Posthuman Design is here.

One of the first meetings we had about the Robot Garden was entirely dedicated to the conversation of agency in the age of AI. In recent years SPAN has discussed in length aspects of agency in a posthuman environment. Just to clarify, when we talk about posthuman, we do not mean “the age after humans,” but instead consider it an epoch that abandons the idea of human supremacy in the arts and design, and rather understands how other agents (or actors) can start to mingle with our ideas about creativity and sensibility. The more we understood about AI, the more we saw how collaborative design models could emerge from this area. The design technique used to design the Robot Garden is entirely embedded in this novel environment of design. Together with Alexa Carlson, a Ph.D. candidate of Michigan Robotics, we developed a design method based on deep neural networks. Deep neural networks have prevailed within many fields over the last few decades, including machine vision and natural language processing, due to their incredible accuracy at extracting salient features from input data and using these representations of our environment to perform tasks. This accuracy is thanks in part to the rapid development of powerful graphics computing technology. Access to big data has evolved, such that datasets can now start to capture the enormous amount of visual variance that exists in the world.
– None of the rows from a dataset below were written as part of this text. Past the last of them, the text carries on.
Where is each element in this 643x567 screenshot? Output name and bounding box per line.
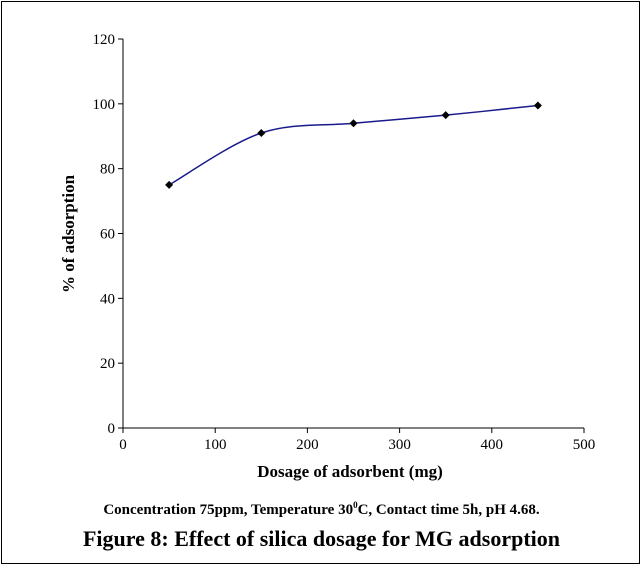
x-tick-label: 400 bbox=[481, 437, 504, 453]
figure-caption: Figure 8: Effect of silica dosage for MG… bbox=[2, 526, 641, 552]
y-tick-label: 120 bbox=[93, 32, 116, 48]
data-point-marker bbox=[442, 111, 450, 119]
y-axis-label: % of adsorption bbox=[59, 174, 78, 293]
data-markers bbox=[165, 101, 542, 188]
y-tick-label: 20 bbox=[100, 356, 115, 372]
x-tick-label: 300 bbox=[388, 437, 411, 453]
data-point-marker bbox=[534, 101, 542, 109]
y-tick-label: 0 bbox=[108, 421, 116, 437]
y-tick-label: 80 bbox=[100, 162, 115, 178]
x-tick-label: 500 bbox=[573, 437, 596, 453]
x-tick-label: 0 bbox=[119, 437, 127, 453]
y-tick-label: 40 bbox=[100, 291, 115, 307]
conditions-text-end: C, Contact time 5h, pH 4.68. bbox=[358, 502, 540, 518]
x-axis-label: Dosage of adsorbent (mg) bbox=[257, 462, 443, 481]
x-tick-label: 100 bbox=[204, 437, 227, 453]
line-chart: 0 20 40 60 80 100 120 0 100 200 300 400 500 % of ad… bbox=[2, 2, 641, 497]
x-axis: 0 100 200 300 400 500 bbox=[119, 428, 595, 453]
x-tick-label: 200 bbox=[296, 437, 319, 453]
data-point-marker bbox=[165, 181, 173, 189]
y-tick-label: 60 bbox=[100, 227, 115, 243]
y-axis: 0 20 40 60 80 100 120 bbox=[93, 32, 124, 437]
data-point-marker bbox=[350, 119, 358, 127]
y-tick-label: 100 bbox=[93, 97, 116, 113]
series-line bbox=[169, 105, 538, 184]
experimental-conditions: Concentration 75ppm, Temperature 300C, C… bbox=[2, 500, 641, 519]
conditions-text-main: Concentration 75ppm, Temperature 30 bbox=[103, 502, 353, 518]
data-point-marker bbox=[257, 129, 265, 137]
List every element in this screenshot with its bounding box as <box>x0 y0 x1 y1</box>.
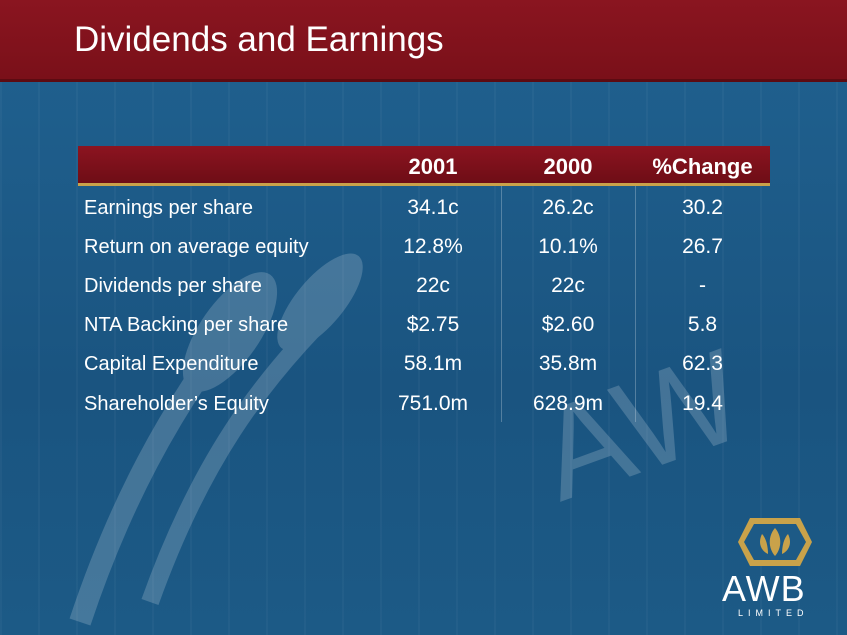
cell-2000: 26.2c <box>542 196 594 219</box>
cell-change: 30.2 <box>682 196 723 219</box>
table-row: Capital Expenditure 58.1m 35.8m 62.3 <box>0 346 847 385</box>
logo-text: AWB <box>722 568 806 609</box>
cell-2000: $2.60 <box>541 313 595 336</box>
row-label: Earnings per share <box>84 197 253 219</box>
cell-change: 19.4 <box>682 392 723 415</box>
wheat-watermark-icon: AW <box>69 253 762 626</box>
cell-change: 62.3 <box>682 352 723 375</box>
cell-2001: 12.8% <box>403 235 463 258</box>
row-label: NTA Backing per share <box>84 314 289 336</box>
cell-change: 5.8 <box>687 313 718 336</box>
page-title: Dividends and Earnings <box>74 20 444 59</box>
column-divider <box>501 186 502 422</box>
cell-2000: 35.8m <box>538 352 598 375</box>
column-header-2000: 2000 <box>543 154 593 179</box>
cell-2000: 22c <box>551 274 585 297</box>
cell-change: - <box>699 274 706 297</box>
logo-subtitle: LIMITED <box>738 608 809 618</box>
cell-2000: 10.1% <box>538 235 598 258</box>
table-row: Earnings per share 34.1c 26.2c 30.2 <box>0 190 847 229</box>
row-label: Capital Expenditure <box>84 353 259 375</box>
table-row: Shareholder’s Equity 751.0m 628.9m 19.4 <box>0 386 847 425</box>
cell-2001: 58.1m <box>403 352 463 375</box>
table-row: NTA Backing per share $2.75 $2.60 5.8 <box>0 307 847 346</box>
cell-2001: $2.75 <box>406 313 460 336</box>
slide-header: Dividends and Earnings <box>0 0 847 82</box>
row-label: Shareholder’s Equity <box>84 393 269 415</box>
table-header: 2001 2000 %Change <box>78 146 770 186</box>
column-header-change: %Change <box>652 154 753 179</box>
cell-2000: 628.9m <box>532 392 604 415</box>
cell-2001: 34.1c <box>407 196 459 219</box>
row-label: Return on average equity <box>84 236 309 258</box>
column-divider <box>635 186 636 422</box>
wheat-shield-icon <box>738 518 812 566</box>
cell-2001: 22c <box>416 274 450 297</box>
cell-2001: 751.0m <box>397 392 469 415</box>
table-row: Dividends per share 22c 22c - <box>0 268 847 307</box>
column-header-2001: 2001 <box>408 154 458 179</box>
table-row: Return on average equity 12.8% 10.1% 26.… <box>0 229 847 268</box>
row-label: Dividends per share <box>84 275 262 297</box>
cell-change: 26.7 <box>682 235 723 258</box>
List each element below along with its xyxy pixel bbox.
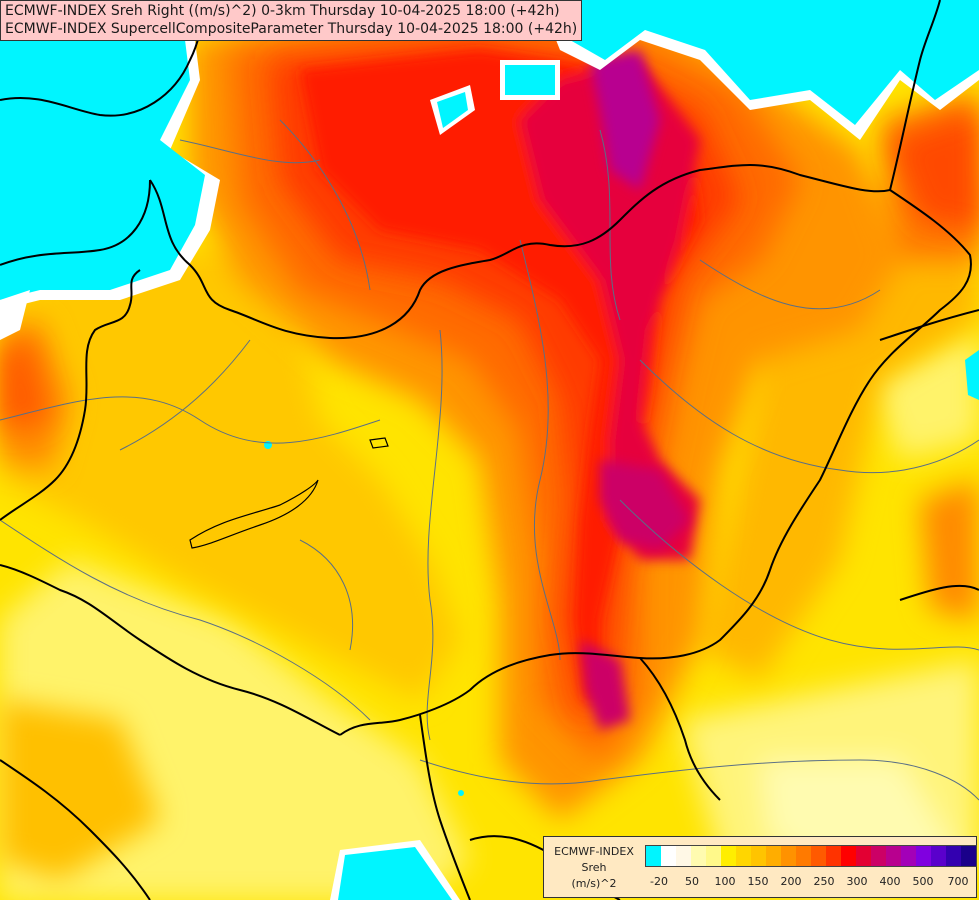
legend-swatch — [841, 846, 856, 866]
legend-tick-label: 200 — [780, 875, 802, 888]
legend-swatch — [886, 846, 901, 866]
legend-tick-label: -20 — [650, 875, 668, 888]
legend-unit: (m/s)^2 — [571, 877, 617, 890]
legend-title-1: ECMWF-INDEX — [554, 845, 634, 858]
legend-swatch — [901, 846, 916, 866]
legend-tick-label: 400 — [879, 875, 901, 888]
legend-swatch — [961, 846, 976, 866]
legend-color-bar — [645, 845, 977, 867]
legend-swatch — [871, 846, 886, 866]
legend-tick-label: 700 — [947, 875, 969, 888]
field-red — [300, 50, 700, 700]
legend-title-2: Sreh — [581, 861, 607, 874]
legend-swatch — [781, 846, 796, 866]
chart-title-box: ECMWF-INDEX Sreh Right ((m/s)^2) 0-3km T… — [0, 0, 583, 41]
legend-swatch — [826, 846, 841, 866]
title-line-2: ECMWF-INDEX SupercellCompositeParameter … — [5, 21, 578, 37]
legend-swatch — [751, 846, 766, 866]
legend-tick-label: 100 — [714, 875, 736, 888]
legend-swatch — [766, 846, 781, 866]
legend-swatch — [946, 846, 961, 866]
legend-swatch — [721, 846, 736, 866]
lake-outline — [189, 437, 389, 549]
color-legend: ECMWF-INDEX Sreh (m/s)^2 -20 50 100 150 200 2… — [543, 836, 977, 898]
legend-swatch — [916, 846, 931, 866]
field-magenta — [580, 50, 690, 730]
legend-swatch — [796, 846, 811, 866]
legend-tick-label: 50 — [685, 875, 699, 888]
legend-swatch — [856, 846, 871, 866]
legend-swatch — [676, 846, 691, 866]
legend-swatch — [661, 846, 676, 866]
legend-swatch — [931, 846, 946, 866]
legend-swatch — [706, 846, 721, 866]
legend-tick-label: 250 — [813, 875, 835, 888]
legend-swatch — [811, 846, 826, 866]
legend-tick-labels: -20 50 100 150 200 250 300 400 500 700 — [645, 875, 975, 889]
legend-tick-label: 150 — [747, 875, 769, 888]
legend-swatch — [691, 846, 706, 866]
legend-tick-label: 300 — [846, 875, 868, 888]
legend-swatch — [646, 846, 661, 866]
title-line-1: ECMWF-INDEX Sreh Right ((m/s)^2) 0-3km T… — [5, 3, 560, 19]
legend-tick-label: 500 — [912, 875, 934, 888]
legend-swatch — [736, 846, 751, 866]
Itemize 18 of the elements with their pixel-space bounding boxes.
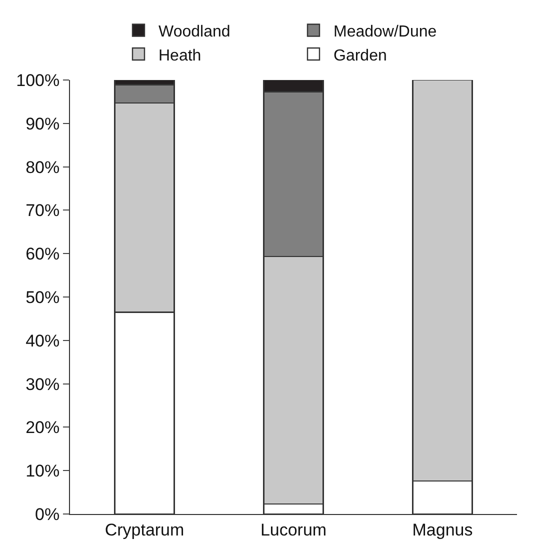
legend-label: Garden (334, 47, 387, 64)
x-tick-label: Lucorum (260, 520, 327, 540)
y-tick-label: 40% (26, 331, 60, 350)
y-tick-label: 20% (26, 418, 60, 438)
y-tick-label: 10% (26, 462, 60, 481)
x-tick-label: Magnus (412, 520, 473, 540)
x-tick-label: Cryptarum (104, 520, 184, 540)
y-tick-label: 30% (26, 374, 60, 394)
legend-label: Woodland (158, 23, 230, 40)
y-tick-label: 80% (26, 158, 60, 177)
y-tick-label: 0% (35, 504, 60, 524)
y-tick-label: 90% (26, 114, 60, 134)
y-tick-label: 100% (16, 70, 60, 90)
y-tick-label: 70% (26, 201, 60, 220)
y-tick-label: 50% (26, 288, 60, 307)
y-tick-label: 60% (26, 244, 60, 264)
legend-label: Heath (158, 47, 202, 64)
legend-label: Meadow/Dune (334, 23, 437, 40)
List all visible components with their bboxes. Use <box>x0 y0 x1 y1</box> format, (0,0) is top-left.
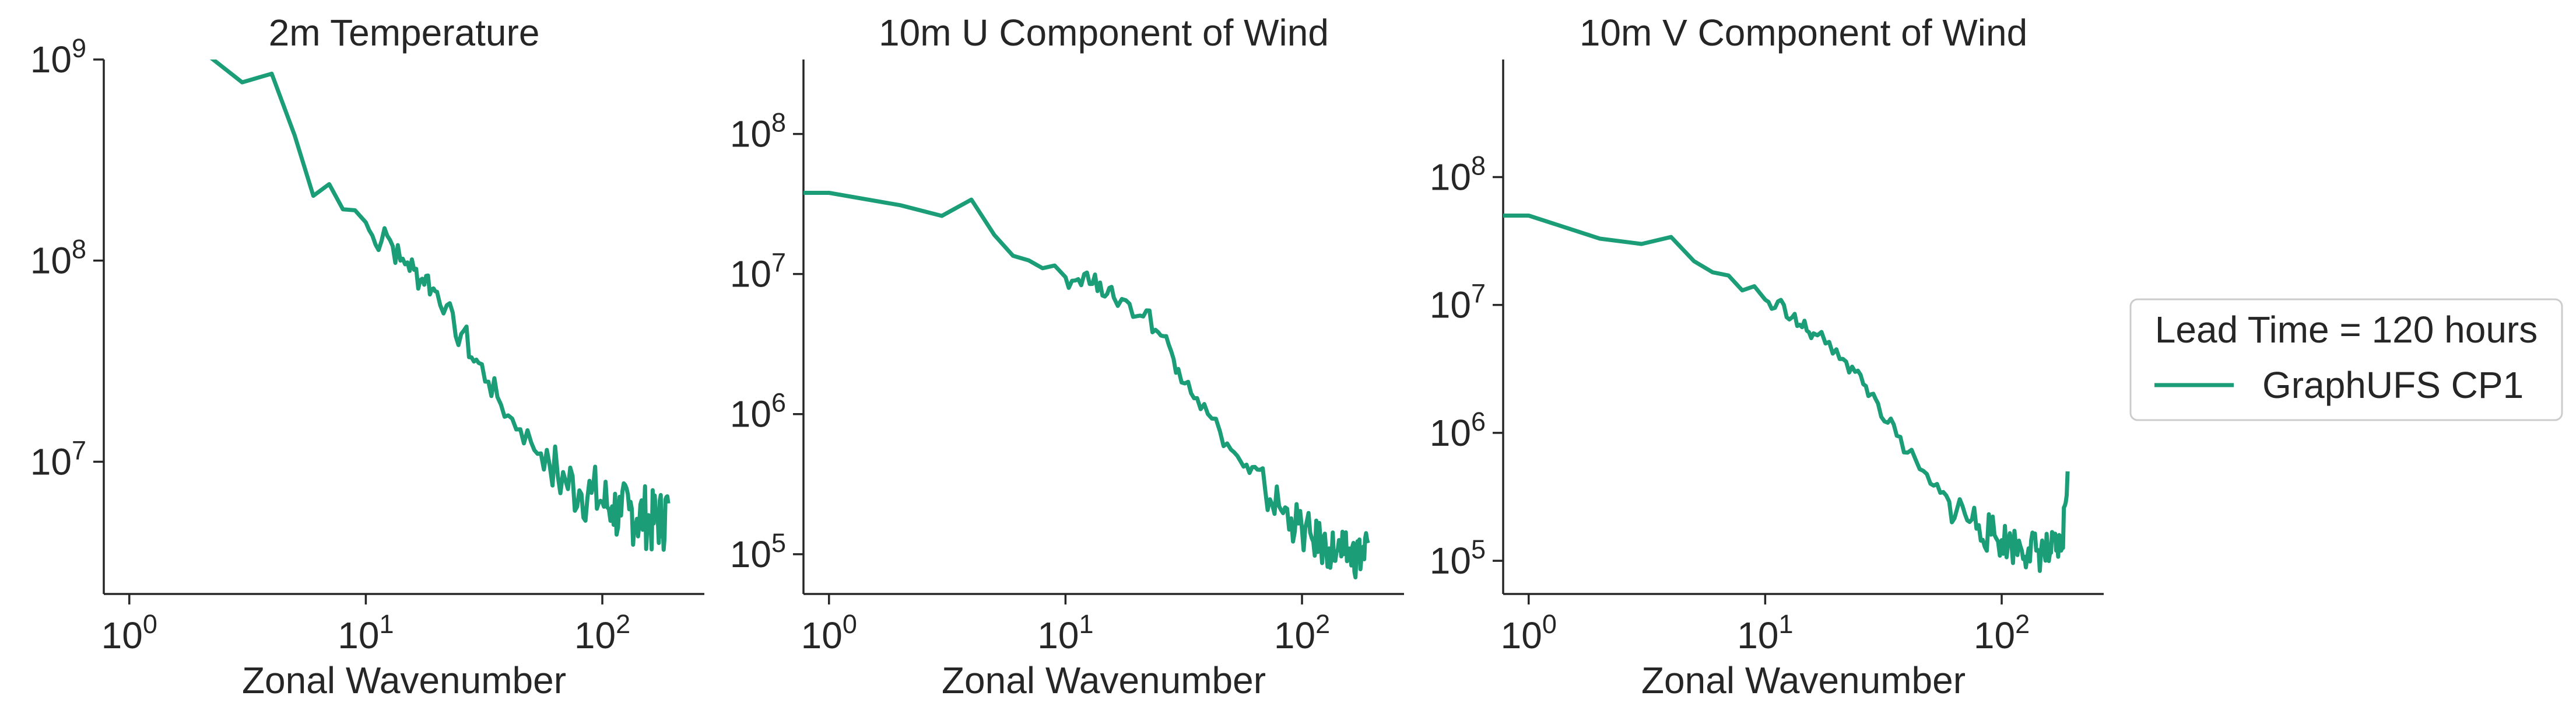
chart-panel: 10m U Component of Wind 100 101 102 105 106 10… <box>730 12 1404 701</box>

Generative adversarial networks (GANs) came into existence in 2014 as a machine learning methodology devised by Ian Goodfellow⁵. Leon Gaty’s paper A Neural Algorithm of Artistic Style⁶ was published in 2015. SPAN’s experiments with the use of Neural Networks in architecture started around 2018⁷ with the design of the Austrian Pavilion for the Dubai Expo, and the first building project utilizing neural style transfer (NST) as a design method was the Robot Garden in 2019

Big Data, AI and Architecture Design

A discussion of architecture and AI does require us to touch upon the discussion about big data. Big data allows neural networks to learn what information is inherent in the data and how to decipher it: it is not about “Don’t Sort: Search“⁸, but rather about how to crunch through this big data to extract the relevant information that allows informing a project. It is literally about processing data to reveal information. Or to put it this way: “Data is the new oil.”⁹ Why? Because, similarly to crude oil—which is almost useless in its unrefined state, but needs to be refined into gas, plastics, or chemicals in order to create a valuable commodity—raw data is pretty much inert, as it is illegible to the human mind: it needs to be broken down and analyzed in order to reveal valuable information. Yes, data and information are two distinctly different things. This is also what makes the use of neural networks so incredibly powerful. Possible facets in the application of neural networks in architecture range from site analysis, plan analysis, and improved methods of Building Information Modeling, to aspects of the ecologic, economic, and social impact of a project. The opportunities to reveal the underlying nature of a project are gigantic. Using this notion, the project Robot Garden made use of a massive amount of satellite images in order to create datasets that informed the distribution of different terrains on the given site. After various attempts—some successful, others less so—

we found the right balance between the weights in the algorithm to come up with something that was useable as a testing ground for the robots.